Перечла, поморщилась, вырвала страничку.

Какое же это произведение искусства? Слишком плоско, скучно, обыденно. Надо учиться излагать свои мысли (для начала хотя бы на бумаге) изысканно, благоуханно, пьяняще. Приезд в Москву следовало описать совсем по-другому.

Маша подумала еще, покусывая теперь уже не карандаш, а пушистый хвост золотистой косы. По-гимназически склонила голову, застрочила.

«Коломбина прибыла в Город Грез тихим сиреневым вечером, на последнем вздохе ленивого, долгого дня, который она провела у окошка легкого, как стрела, курьерского поезда, что мчал ее мимо темных лесов и светлых озер на встречу с судьбой. Попутный ветерок, благосклонный к тем, кто рассеянно скользит по серебристому льду жизни, подхватил Коломбину и унес за собой; долгожданная свобода поманила легкомысленную искательницу приключений, зашелестев над ее головой ажурными крыльями.

Поезд доставил синеглазую путницу не в бравурный Петербург, а в печальную и таинственную Москву – Город Грез, похожий на заточенную в монастырь, век вековать, царицу, которую ветреный и капризный властелин променял на холодную, змеиноглазую разлучницу. Пусть новая царица правит бал в мраморных чертогах, отражающихся в зеркале балтийских вод.
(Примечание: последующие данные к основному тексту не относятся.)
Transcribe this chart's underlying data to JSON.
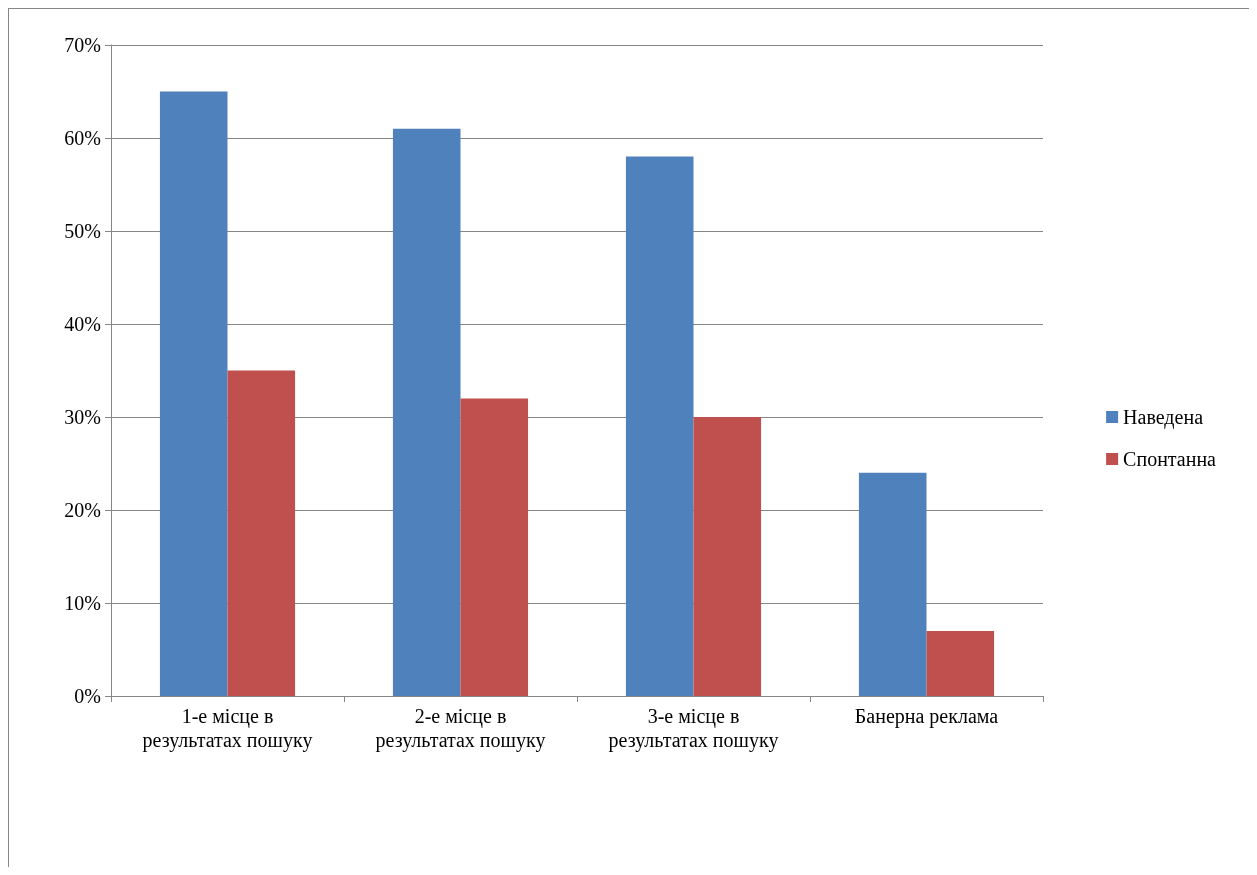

Старая же выплакала ясные, прозрачные очи, а когда слезы иссякли – смирилась, опростилась, проводит дни за пряжей, а ночи в молитвах. Мне – с ней, брошенной, нелюбимой, а не с той, что победно подставляет холеный лик тусклому северному солнцу.

Я – Коломбина, пустоголовая и непредсказуемая, подвластная только капризу своей прихотливой фантазии и дуновению шального ветра. Пожалейте бедняжку Пьеро, которому выпадет горький жребий влюбиться в мою конфетную красоту, моя же судьба – стать игрушкой в руках коварного обманщика Арлекина, чтоб после валяться на полу сломанной куклой с беззаботной улыбкой на фарфоровом личике…»

Снова перечла и теперь осталась довольна, но дальше пока писать не стала, потому что начала думать про Арлекина – Петю Лилейко (Ли-лей-ко – что за легкое, веселое имя, точно звон колокольчика или весенняя капель!). Он и в самом деле приехал весной, ворвался в иркутскую недо-жизнь, как рыжий лис в сонный курятник. Околдовал нимбом огненных, рассыпанных по плечам кудрей, широкой блузой, дурманящими стихами. Раньше Маша лишь вздыхала о том, что жизнь – пустая и глупая шутка, он же небрежно, как нечто само собой разумеющееся, обронил: истинная красота есть только в увядании, угасании, умирании. И провинциальная грезэрка поняла: ах, как верно! Где же еще быть Красоте? Не в жизни же! Что там, в жизни, может быть красивого? Выйти замуж за податного инспектора, нарожать детей и шестьдесят лет просидеть в чепце у самовара?

На высоком берегу, у беседки, московский Арлекин поцеловал млеющую барышню, прошептал: «Из жизни бледной и случайной я сделал трепет без конца». И тут бедная Маша совсем пропала, потому что поняла: в этом – соль. Стать невесомой бабочкой, что трепещет радужными крылышками, и не думать об осени.

После поцелуя у беседки (а больше ничего и не было) она долго стояла перед зеркалом, смотрела на свое отражение и ненавидела его: круглолицая, румяная, с глупейшей толстой косой. И эти ужасные розовые уши, при малейшем волнении пламенеющие, как маки!